A DEAL between the leaders of France and Germany to back a dual presidency of the European Union has sent shock waves across the EU: the compromise risks preempting any meaningful discussion on the subject in the Convention on the future of the EU.

At a meeting on Tuesday night Jacques Chirac and Gerhard Schröder agreed to share power in Brussels between a president of the European Commission, elected by the European Parliament, and a full-time president of the European Council, chosen by heads of state and government.

The agreement, described by one MEP as a "pragmatic barter", risks producing an ungovernable EU based on two competing administrations. Both the European Commission and small member states were quick to express reservations over the idea.

"We could face potential problems having two centres of power at the same level," Jonathan Todd, a Commission spokesman said yesterday (15 January). A Dutch official strongly rejected the idea of "another president being picked from among government leaders".

German Foreign Minister Joschka Fischer, who participated in the negotiations, admitted he does not like the deal brokered by his own boss. "It is not ideal," he said yesterday, admitting that Germany only agreed with a dual presidency for the sake of having a deal with France.

Greece, which took over the EU's existing rotating six-month presidency this month, is also wary about the prospect of a more permanent president who would be in the job for two-and-a-half or five years.

Small countries fear such a president would inevitably boost the power of the large EU states, which would always appoint one of their own, while depriving the small states from the rotating presidency.

A crucial question was whether the president would be elected from the members of the European Council - ie a ruling prime minister or president - or among outsiders such as former national leaders.

The distinction is significant: an acting head of state or government, exerting his EU function in parallel to his national post, would only be a part-time president, a chairman coordinating the European Council's sessions.

But, as under the Franco-German plan the future president would be elected among outsiders, he would be more powerful: he would be full-time, supported by a fully-fledged administration.

"We could have backed a president elected from among European Council members, but we are not happy with one from outside, who will work 100 as an EU president," a Belgian diplomat said last night.

The deal reached by the French and German leaders is set to have a huge impact on the debate in the Convention. "One thing is clear: the rotating presidency is dead now," MEP Iñigo Méndez de Vigo, a member of the praesidium, told this paper.

However, the Spaniard denied the Convention would be taken hostage by this decision. "This is what France and Germany propose, but now we'll have a debate in the Convention to see if it fits, if it is efficient and democratic," he said.

Nikolaus Meyer-Landrut, the Convention's spokesman, also rejected the view that Valéry Giscard d'Estaing's forum must content itself now with only fine-tuning the details of a deal brokered by the masters of Paris and Berlin. "Isn't it the case that without this deal the Convention should have contented itself with showing between now and June the disagreement among its members, without being able to come to any decision?" he said.

But MEP Andrew Duff, a member of the Convention, accused France and Germany of concluding "a barter and not a compromise". "The result is unfortunate, even potentially disastrous.

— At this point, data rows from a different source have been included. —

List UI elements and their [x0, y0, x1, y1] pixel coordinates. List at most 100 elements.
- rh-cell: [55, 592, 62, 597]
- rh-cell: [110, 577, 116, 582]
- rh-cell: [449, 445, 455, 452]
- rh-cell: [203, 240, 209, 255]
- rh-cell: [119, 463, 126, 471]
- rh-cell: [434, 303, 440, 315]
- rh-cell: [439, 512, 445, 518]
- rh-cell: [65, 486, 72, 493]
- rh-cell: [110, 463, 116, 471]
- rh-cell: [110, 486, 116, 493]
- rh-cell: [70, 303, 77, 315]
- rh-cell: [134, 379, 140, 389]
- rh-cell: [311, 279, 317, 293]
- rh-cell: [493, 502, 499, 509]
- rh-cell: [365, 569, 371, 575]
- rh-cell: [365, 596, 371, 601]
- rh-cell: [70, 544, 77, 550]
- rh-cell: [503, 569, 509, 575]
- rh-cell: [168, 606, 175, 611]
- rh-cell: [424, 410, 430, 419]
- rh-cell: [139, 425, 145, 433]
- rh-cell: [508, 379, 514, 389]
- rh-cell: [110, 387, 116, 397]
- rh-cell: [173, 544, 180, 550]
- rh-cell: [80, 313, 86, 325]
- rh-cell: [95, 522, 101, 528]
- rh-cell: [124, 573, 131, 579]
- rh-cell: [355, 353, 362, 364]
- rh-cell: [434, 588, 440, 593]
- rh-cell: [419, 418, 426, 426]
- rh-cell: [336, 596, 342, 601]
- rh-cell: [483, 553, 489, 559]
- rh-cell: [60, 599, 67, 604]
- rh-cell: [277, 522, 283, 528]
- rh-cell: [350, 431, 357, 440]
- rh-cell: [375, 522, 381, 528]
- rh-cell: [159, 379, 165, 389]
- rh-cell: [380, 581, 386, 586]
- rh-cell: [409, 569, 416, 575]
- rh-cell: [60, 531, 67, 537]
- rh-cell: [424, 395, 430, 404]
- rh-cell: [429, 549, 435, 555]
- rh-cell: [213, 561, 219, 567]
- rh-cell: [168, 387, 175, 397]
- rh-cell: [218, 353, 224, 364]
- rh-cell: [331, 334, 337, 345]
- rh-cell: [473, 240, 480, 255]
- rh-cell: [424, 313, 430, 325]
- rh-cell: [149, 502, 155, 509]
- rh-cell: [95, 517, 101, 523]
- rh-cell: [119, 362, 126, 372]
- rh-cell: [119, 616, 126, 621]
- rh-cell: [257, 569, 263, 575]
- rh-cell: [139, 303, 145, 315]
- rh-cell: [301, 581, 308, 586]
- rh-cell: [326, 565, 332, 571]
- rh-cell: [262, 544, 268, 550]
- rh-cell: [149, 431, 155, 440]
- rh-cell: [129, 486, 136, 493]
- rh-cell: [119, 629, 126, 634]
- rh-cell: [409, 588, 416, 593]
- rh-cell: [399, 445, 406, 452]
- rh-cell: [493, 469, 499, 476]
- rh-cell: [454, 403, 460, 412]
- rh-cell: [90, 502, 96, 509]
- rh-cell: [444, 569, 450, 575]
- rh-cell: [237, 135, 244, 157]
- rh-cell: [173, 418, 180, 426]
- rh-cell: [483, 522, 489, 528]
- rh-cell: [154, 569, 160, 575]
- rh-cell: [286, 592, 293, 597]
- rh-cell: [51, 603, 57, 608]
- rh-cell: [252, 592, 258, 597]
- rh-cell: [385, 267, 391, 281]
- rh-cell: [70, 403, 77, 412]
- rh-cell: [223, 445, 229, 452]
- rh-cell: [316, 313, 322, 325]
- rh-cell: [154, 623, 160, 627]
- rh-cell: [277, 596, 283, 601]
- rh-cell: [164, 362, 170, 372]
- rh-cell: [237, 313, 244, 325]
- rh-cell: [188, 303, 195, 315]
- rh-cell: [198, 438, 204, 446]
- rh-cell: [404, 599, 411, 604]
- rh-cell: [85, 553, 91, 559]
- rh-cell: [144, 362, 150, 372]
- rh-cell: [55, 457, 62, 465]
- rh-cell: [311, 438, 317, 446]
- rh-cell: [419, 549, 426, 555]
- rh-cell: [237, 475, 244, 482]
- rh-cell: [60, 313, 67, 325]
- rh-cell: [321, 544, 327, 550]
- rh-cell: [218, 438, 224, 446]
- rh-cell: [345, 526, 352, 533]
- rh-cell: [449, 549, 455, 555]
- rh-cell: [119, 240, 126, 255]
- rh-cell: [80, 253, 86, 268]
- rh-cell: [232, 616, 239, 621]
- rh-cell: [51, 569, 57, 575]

The establishment of two executive presidents is a recipe for internal conflict and external cacophony," he added.

The deal however gained a new convert yesterday - Danish Prime Minister Anders Fogh Rasmussen.

Although as a small country leader he had opposed an elected president of the Council, he has been won over to the idea, subject to certain conditions.

The election of such a president should not be the domain of the big member states, he insists.

Rasmussen instead proposes that representatives of small, medium and large states hold the post in turn.

The Convention will debate the institutional set-up of the EU for the first time at a two-day session next week (20-21 January).

A deal between the leaders of France and Germany to back a dual presidency of the European Union risks preempting any meaningful discussion on the subject in the Convention on the future of the EU. The Franco-German proposal foresees a stronger role for the President of the European Commission who would be elected by the European Parliament and the replacement of the European Council's rotating Presidency with an elected President who would serve for either 2.5 or 5 years.